Ответьте, товарищи из ГБДТ!.. Скажите в дружеской дискуссии, как принципиально совместить мейерхольдовскую выставку, мхатовский натурализм (в спектакле „Дело чести“) и пьесы Булгакова и Равича? …Вопросы я задал из желания двинуть дискуссию и из желания выяснить, что же идейно-творчески защищает ГБДТ, который, кстати, предложил дать ему мою новую пьесу» [13; 265–266].

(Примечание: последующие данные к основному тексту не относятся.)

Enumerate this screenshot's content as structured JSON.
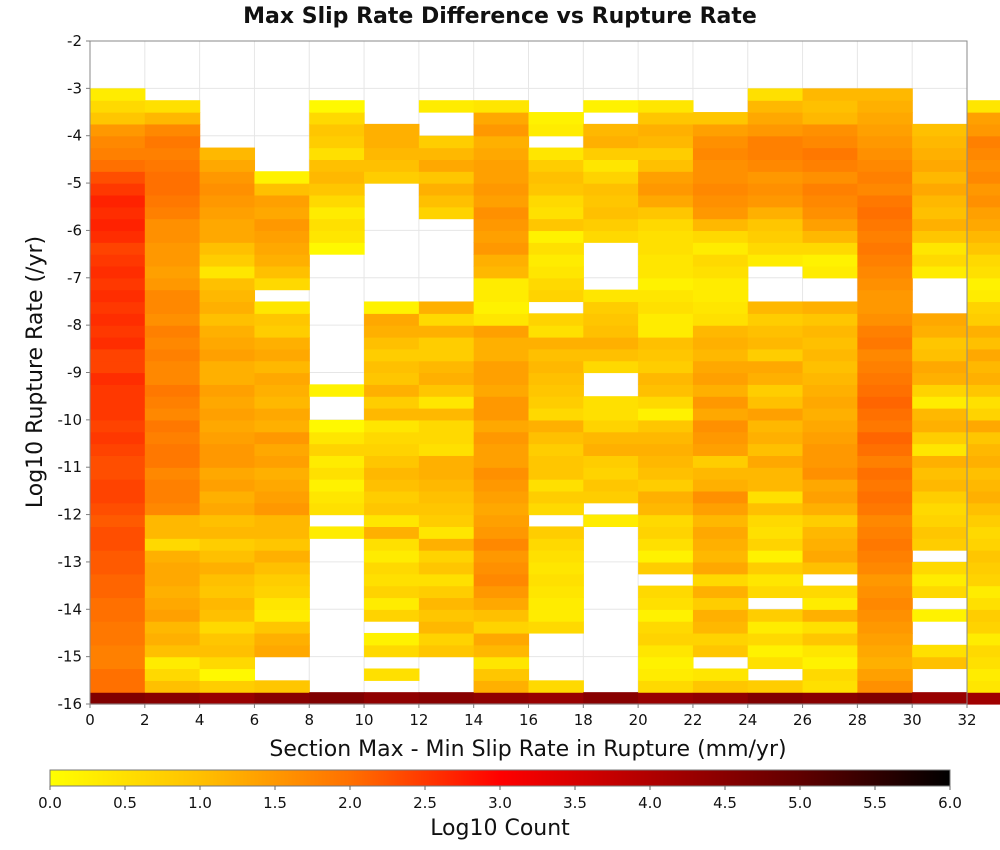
{
  "chart_data": {
    "type": "heatmap",
    "title": "Max Slip Rate Difference vs Rupture Rate",
    "xlabel": "Section Max - Min Slip Rate in Rupture (mm/yr)",
    "ylabel": "Log10 Rupture Rate (/yr)",
    "xlim": [
      0,
      32
    ],
    "ylim": [
      -16,
      -2
    ],
    "x_ticks": [
      "0",
      "2",
      "4",
      "6",
      "8",
      "10",
      "12",
      "14",
      "16",
      "18",
      "20",
      "22",
      "24",
      "26",
      "28",
      "30",
      "32"
    ],
    "y_ticks": [
      "-2",
      "-3",
      "-4",
      "-5",
      "-6",
      "-7",
      "-8",
      "-9",
      "-10",
      "-11",
      "-12",
      "-13",
      "-14",
      "-15",
      "-16"
    ],
    "x_bin_width": 2,
    "y_bin_height": 0.25,
    "y_bin_start": -16,
    "rows_from_bottom": 52,
    "columns": [
      [
        4.6,
        2.0,
        2.0,
        1.8,
        1.8,
        1.9,
        1.9,
        2.0,
        2.0,
        2.1,
        2.1,
        2.2,
        2.2,
        2.3,
        2.3,
        2.2,
        2.3,
        2.4,
        2.4,
        2.3,
        2.3,
        2.4,
        2.5,
        2.4,
        2.5,
        2.5,
        2.5,
        2.6,
        2.4,
        2.4,
        2.6,
        2.5,
        2.6,
        2.5,
        2.6,
        2.5,
        2.6,
        2.5,
        2.4,
        2.6,
        2.7,
        2.6,
        2.7,
        2.5,
        2.3,
        2.0,
        1.8,
        1.7,
        1.5,
        0.9,
        0.6,
        0.3
      ],
      [
        4.5,
        1.0,
        0.6,
        0.3,
        1.0,
        1.2,
        1.1,
        1.4,
        1.3,
        1.2,
        1.3,
        1.3,
        1.2,
        0.6,
        1.1,
        1.1,
        1.7,
        1.8,
        1.8,
        1.7,
        1.9,
        1.9,
        1.8,
        1.9,
        1.7,
        1.8,
        1.9,
        1.7,
        1.7,
        1.8,
        1.7,
        1.8,
        1.6,
        1.7,
        1.7,
        1.5,
        1.4,
        1.5,
        1.5,
        1.6,
        1.6,
        1.8,
        1.9,
        2.0,
        2.0,
        1.9,
        1.8,
        1.9,
        1.7,
        1.1,
        0.5,
        null
      ],
      [
        4.3,
        0.8,
        0.1,
        0.6,
        1.0,
        0.9,
        0.6,
        1.0,
        1.1,
        0.9,
        1.0,
        1.2,
        1.0,
        0.8,
        1.1,
        1.0,
        1.3,
        1.2,
        1.4,
        1.3,
        1.5,
        1.5,
        1.4,
        1.3,
        1.4,
        1.3,
        1.4,
        1.2,
        1.2,
        1.4,
        1.3,
        1.2,
        1.0,
        1.2,
        1.1,
        1.0,
        0.4,
        0.8,
        1.0,
        1.3,
        1.3,
        1.4,
        1.5,
        1.6,
        1.5,
        1.3,
        1.1,
        null,
        null,
        null,
        null,
        null
      ],
      [
        4.5,
        0.9,
        null,
        null,
        1.3,
        1.2,
        0.9,
        0.3,
        0.4,
        0.7,
        0.8,
        1.0,
        1.2,
        0.9,
        1.1,
        1.1,
        1.5,
        1.4,
        1.3,
        1.2,
        1.4,
        1.3,
        1.5,
        1.2,
        1.3,
        1.1,
        1.2,
        1.3,
        1.1,
        1.3,
        1.2,
        0.8,
        0.9,
        0.4,
        null,
        0.6,
        1.0,
        1.2,
        1.3,
        1.4,
        1.5,
        1.3,
        1.4,
        1.0,
        0.2,
        null,
        null,
        null,
        null,
        null,
        null,
        null
      ],
      [
        4.6,
        null,
        null,
        null,
        null,
        null,
        null,
        null,
        null,
        null,
        null,
        null,
        null,
        null,
        0.3,
        null,
        0.5,
        0.4,
        0.2,
        0.5,
        0.3,
        0.7,
        0.4,
        0.1,
        null,
        null,
        0.2,
        null,
        null,
        null,
        null,
        null,
        null,
        null,
        null,
        null,
        null,
        null,
        0.1,
        0.4,
        0.5,
        0.3,
        0.6,
        0.9,
        1.1,
        1.0,
        0.5,
        0.8,
        0.9,
        0.6,
        0.1,
        null
      ],
      [
        4.4,
        null,
        0.5,
        null,
        0.6,
        0.2,
        null,
        0.7,
        0.3,
        0.7,
        0.5,
        0.6,
        0.3,
        0.5,
        1.2,
        0.4,
        0.9,
        0.8,
        1.0,
        1.1,
        0.9,
        0.7,
        0.6,
        0.4,
        1.1,
        0.8,
        1.2,
        0.9,
        1.0,
        0.8,
        1.0,
        1.2,
        1.3,
        0.2,
        null,
        null,
        null,
        null,
        null,
        null,
        null,
        null,
        null,
        null,
        0.8,
        1.0,
        1.1,
        1.2,
        1.2,
        null,
        null,
        null,
        null
      ],
      [
        4.5,
        null,
        null,
        null,
        0.9,
        0.7,
        1.1,
        0.9,
        1.1,
        0.8,
        0.5,
        0.9,
        0.7,
        1.2,
        0.4,
        0.8,
        0.9,
        1.0,
        1.1,
        1.2,
        1.2,
        0.5,
        0.6,
        0.6,
        1.1,
        0.4,
        0.9,
        1.2,
        1.1,
        0.8,
        0.8,
        1.2,
        0.6,
        1.2,
        null,
        null,
        null,
        null,
        null,
        null,
        null,
        0.7,
        1.0,
        1.2,
        0.9,
        1.3,
        1.1,
        0.8,
        null,
        null,
        0.3,
        null
      ],
      [
        4.4,
        1.2,
        0.9,
        0.4,
        1.1,
        1.3,
        0.7,
        1.0,
        1.3,
        1.5,
        1.7,
        1.6,
        1.5,
        1.7,
        1.5,
        1.4,
        1.3,
        1.4,
        1.5,
        1.6,
        1.4,
        1.4,
        1.5,
        1.3,
        1.5,
        1.5,
        1.3,
        1.4,
        1.4,
        1.2,
        1.2,
        1.4,
        0.4,
        0.2,
        0.3,
        0.3,
        1.1,
        1.2,
        1.5,
        1.4,
        1.5,
        1.6,
        1.4,
        1.5,
        1.4,
        1.4,
        1.3,
        1.2,
        1.5,
        1.3,
        0.4,
        null
      ],
      [
        4.3,
        0.6,
        null,
        null,
        null,
        null,
        0.6,
        0.3,
        0.3,
        0.4,
        0.5,
        0.4,
        0.5,
        0.6,
        0.8,
        null,
        0.6,
        0.8,
        0.5,
        0.9,
        0.9,
        0.8,
        1.0,
        1.2,
        0.6,
        0.8,
        0.9,
        1.0,
        1.1,
        1.0,
        1.2,
        0.5,
        0.7,
        null,
        0.7,
        0.6,
        0.4,
        0.3,
        0.5,
        0.2,
        0.9,
        0.5,
        0.6,
        0.9,
        1.0,
        0.8,
        0.4,
        null,
        0.3,
        0.2,
        null,
        null
      ],
      [
        4.5,
        null,
        null,
        null,
        null,
        null,
        null,
        null,
        null,
        null,
        null,
        null,
        null,
        null,
        null,
        0.3,
        null,
        0.8,
        0.9,
        0.7,
        0.8,
        1.2,
        1.1,
        0.7,
        0.5,
        0.5,
        null,
        null,
        0.6,
        1.0,
        1.2,
        1.0,
        0.9,
        0.8,
        0.4,
        null,
        null,
        null,
        null,
        0.6,
        0.8,
        1.0,
        0.9,
        1.0,
        0.7,
        0.4,
        0.8,
        1.2,
        1.1,
        null,
        0.2,
        null
      ],
      [
        4.3,
        0.6,
        0.3,
        0.2,
        0.4,
        0.7,
        0.6,
        0.2,
        0.5,
        0.6,
        null,
        0.8,
        0.2,
        0.5,
        0.7,
        0.6,
        1.1,
        1.2,
        0.8,
        1.0,
        1.1,
        1.2,
        1.1,
        0.9,
        0.2,
        0.6,
        1.0,
        1.1,
        0.8,
        0.9,
        1.0,
        0.3,
        0.3,
        0.5,
        0.4,
        0.2,
        0.4,
        0.4,
        0.5,
        0.5,
        0.6,
        0.9,
        1.3,
        1.5,
        1.4,
        1.0,
        0.8,
        1.1,
        1.2,
        0.9,
        0.4,
        null
      ],
      [
        4.4,
        0.9,
        0.4,
        null,
        0.9,
        0.7,
        1.1,
        1.2,
        0.8,
        1.2,
        0.6,
        1.3,
        1.1,
        1.2,
        1.3,
        1.1,
        1.4,
        1.6,
        1.2,
        1.1,
        0.8,
        1.4,
        1.5,
        1.6,
        1.3,
        1.5,
        1.2,
        1.4,
        1.3,
        1.1,
        1.2,
        1.1,
        0.5,
        0.4,
        0.3,
        0.3,
        0.5,
        0.6,
        0.3,
        0.6,
        1.1,
        1.5,
        1.6,
        1.7,
        1.6,
        1.6,
        1.7,
        1.6,
        1.4,
        0.9,
        null,
        null
      ],
      [
        4.6,
        0.8,
        null,
        0.5,
        0.2,
        0.6,
        0.3,
        0.8,
        null,
        0.6,
        0.4,
        0.8,
        0.2,
        0.7,
        0.5,
        0.6,
        1.0,
        0.5,
        1.1,
        1.1,
        1.3,
        1.0,
        1.2,
        1.1,
        1.4,
        1.0,
        0.8,
        1.2,
        1.3,
        0.8,
        1.1,
        1.0,
        0.8,
        1.1,
        null,
        null,
        null,
        0.3,
        0.6,
        0.8,
        0.9,
        1.2,
        1.5,
        1.6,
        1.5,
        1.7,
        1.8,
        1.8,
        1.5,
        1.3,
        1.1,
        0.5
      ],
      [
        4.5,
        0.5,
        0.6,
        0.2,
        0.4,
        0.9,
        0.5,
        1.2,
        0.3,
        0.6,
        null,
        1.0,
        1.3,
        1.2,
        1.1,
        0.8,
        1.2,
        1.4,
        1.3,
        1.6,
        1.5,
        1.5,
        1.4,
        1.3,
        1.2,
        1.3,
        1.2,
        1.1,
        1.0,
        1.1,
        1.0,
        1.1,
        0.9,
        1.2,
        null,
        null,
        0.3,
        0.2,
        0.6,
        1.1,
        1.4,
        1.6,
        1.7,
        1.8,
        1.6,
        1.8,
        1.9,
        1.7,
        1.6,
        1.1,
        1.0,
        1.1
      ],
      [
        4.6,
        1.6,
        1.4,
        1.2,
        1.3,
        1.4,
        1.5,
        1.6,
        1.7,
        1.6,
        1.5,
        1.7,
        1.8,
        1.9,
        1.8,
        1.7,
        1.9,
        2.0,
        1.9,
        2.0,
        1.8,
        2.0,
        2.1,
        1.9,
        2.0,
        2.1,
        2.0,
        1.9,
        1.8,
        1.7,
        1.9,
        1.8,
        1.6,
        1.5,
        1.5,
        1.6,
        1.7,
        1.8,
        1.9,
        1.8,
        1.9,
        2.0,
        1.9,
        1.7,
        1.8,
        1.7,
        1.6,
        1.5,
        1.4,
        1.3,
        1.2,
        1.1
      ],
      [
        4.3,
        null,
        null,
        1.0,
        0.5,
        null,
        null,
        0.2,
        null,
        0.6,
        0.3,
        0.6,
        null,
        0.8,
        0.9,
        0.7,
        0.6,
        0.8,
        1.1,
        1.0,
        1.2,
        0.4,
        0.8,
        1.2,
        1.1,
        0.3,
        0.7,
        1.2,
        1.3,
        1.0,
        0.9,
        1.2,
        1.3,
        null,
        null,
        null,
        0.3,
        0.6,
        0.4,
        0.9,
        1.2,
        1.0,
        1.1,
        1.3,
        1.1,
        1.3,
        1.2,
        1.1,
        1.0,
        null,
        null,
        null
      ],
      [
        4.2,
        0.4,
        0.3,
        0.5,
        0.6,
        0.3,
        0.7,
        0.8,
        0.5,
        0.3,
        0.7,
        0.8,
        0.9,
        0.7,
        0.6,
        0.8,
        1.0,
        1.2,
        1.1,
        1.0,
        1.2,
        1.1,
        0.9,
        1.3,
        0.7,
        0.5,
        0.9,
        1.2,
        1.1,
        1.3,
        1.0,
        1.2,
        0.8,
        0.7,
        0.3,
        0.2,
        0.5,
        0.6,
        0.9,
        1.1,
        1.3,
        1.4,
        1.6,
        1.5,
        1.7,
        1.6,
        1.7,
        1.8,
        1.5,
        1.4,
        0.4,
        null
      ]
    ]
  },
  "colorbar": {
    "label": "Log10 Count",
    "min": 0.0,
    "max": 6.0,
    "ticks": [
      "0.0",
      "0.5",
      "1.0",
      "1.5",
      "2.0",
      "2.5",
      "3.0",
      "3.5",
      "4.0",
      "4.5",
      "5.0",
      "5.5",
      "6.0"
    ],
    "stops": [
      {
        "v": 0.0,
        "c": "#ffff00"
      },
      {
        "v": 1.0,
        "c": "#ffc000"
      },
      {
        "v": 2.0,
        "c": "#ff7000"
      },
      {
        "v": 3.0,
        "c": "#ff0000"
      },
      {
        "v": 4.0,
        "c": "#b00000"
      },
      {
        "v": 5.0,
        "c": "#600000"
      },
      {
        "v": 6.0,
        "c": "#000000"
      }
    ]
  },
  "colors": {
    "background": "#ffffff",
    "grid": "#e6e6e6",
    "axis": "#7f7f7f",
    "text": "#111111"
  }
}
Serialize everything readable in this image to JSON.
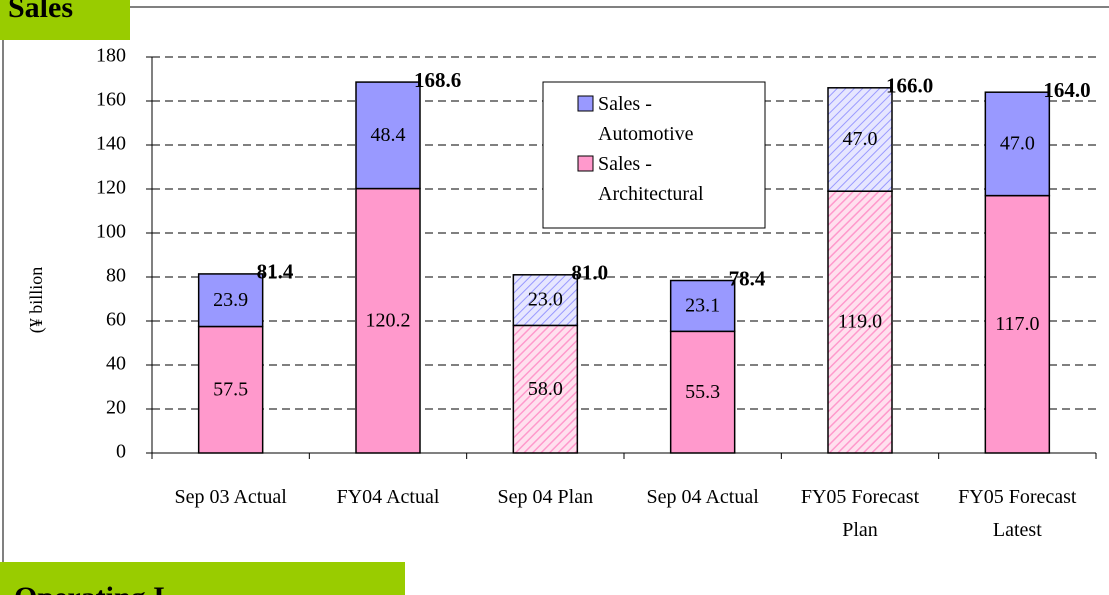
{
  "header": {
    "title": "Sales",
    "next_title": "Operating I"
  },
  "chart_data": {
    "type": "bar",
    "stacked": true,
    "y_label": "(¥ billion",
    "categories": [
      "Sep 03 Actual",
      "FY04 Actual",
      "Sep 04 Plan",
      "Sep 04 Actual",
      "FY05 Forecast Plan",
      "FY05 Forecast Latest"
    ],
    "series": [
      {
        "name": "Sales - Architectural",
        "color": "#ff99cc",
        "values": [
          57.5,
          120.2,
          58.0,
          55.3,
          119.0,
          117.0
        ],
        "value_labels": [
          "57.5",
          "120.2",
          "58.0",
          "55.3",
          "119.0",
          "117.0"
        ]
      },
      {
        "name": "Sales - Automotive",
        "color": "#9999ff",
        "values": [
          23.9,
          48.4,
          23.0,
          23.1,
          47.0,
          47.0
        ],
        "value_labels": [
          "23.9",
          "48.4",
          "23.0",
          "23.1",
          "47.0",
          "47.0"
        ]
      }
    ],
    "totals": [
      81.4,
      168.6,
      81.0,
      78.4,
      166.0,
      164.0
    ],
    "total_labels": [
      "81.4",
      "168.6",
      "81.0",
      "78.4",
      "166.0",
      "164.0"
    ],
    "hatched": [
      false,
      false,
      true,
      false,
      true,
      false
    ],
    "ylim": [
      0,
      180
    ],
    "yticks": [
      0,
      20,
      40,
      60,
      80,
      100,
      120,
      140,
      160,
      180
    ],
    "grid": true,
    "legend": "top"
  }
}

Товарищи ответили. Они испугались и умыли руки, и это было самым страшным симптомом в положении нашего автора, которого теперь бежали как чумы. И все же справедливость требует признать, что дело заключалось не в одном, опасавшемся соперника сочинителе пьес Вс. Вишневском, хотя сам Булгаков полагал, что корень зла таился исключительно в «некоем драматурге… Внешне: открытое лицо, работа „под братишку“, в настоящее время крейсирует в Москве» [13; 259]. Он был убежден в том, что «пьесу снял не Государственный орган… Убило „Мольера“ частное, не ответственное, не политическое, кустарное и скромное лицо и по соображениям совершенно не политическим. Лицо это по профессии драматург. Оно явилось в театр и так напугало его, что он выронил пьесу… А если бы в дело вмешались верховные инстанции, то наглого флибустьера догнал бы и потопил „государственный корвет, идущий под военным флагом“» [13; 260].

вернуться

79

В ранних редакциях романа их нет, хотя Л. Е. Белозерская и цитирует их в своей книге воспоминаний как глубоко запавшие ей в душу еще в конце 1920-х, но это, вернее всего, ошибка памяти. М. О. Чудакова датирует их последними месяцами жизни Булгакова.

вернуться

80

«Сегодня, когда канва основных жизненных событий писателя в общих чертах установлена, рискну высказать предположение о том, что же за „пять ошибок“ мучали Булгакова. Ясно, что речь идет о поступках переломных, меняющих течение жизни. Итак, дата „подведения итогов“ – январь 1932 года. К этому времени вторая женитьба писателя исчерпала себя. (Первая разорвана еще в 1924 году.) В Батуме много лет назад, по несчастливой случайности – Булгакова свалил тиф – сорвалась попытка эмиграции. Как бесспорную ошибку в эти месяцы мог уже расценивать писатель и то, как он провел разговор со Сталиным, разговор, предоставлявший ему, казалось, шанс резко изменить судьбу. И, наконец, недавно произошедшее объяснение с мужем Елены Сергеевны – военачальником Е. Шиловским, результатом которого стало прекращение встреч с нею» («Когда я вскоре буду умирать…». С. 115). Тут следует заметить, что, во-первых, названы лишь четыре ошибки (если, конечно, не считать ошибкой женитьбу на Тасе), а во-вторых, с тем же успехом можно предположить, что ошибкой стало занятие литературой, приезд в Москву, написание «Собачьего сердца» и т. д.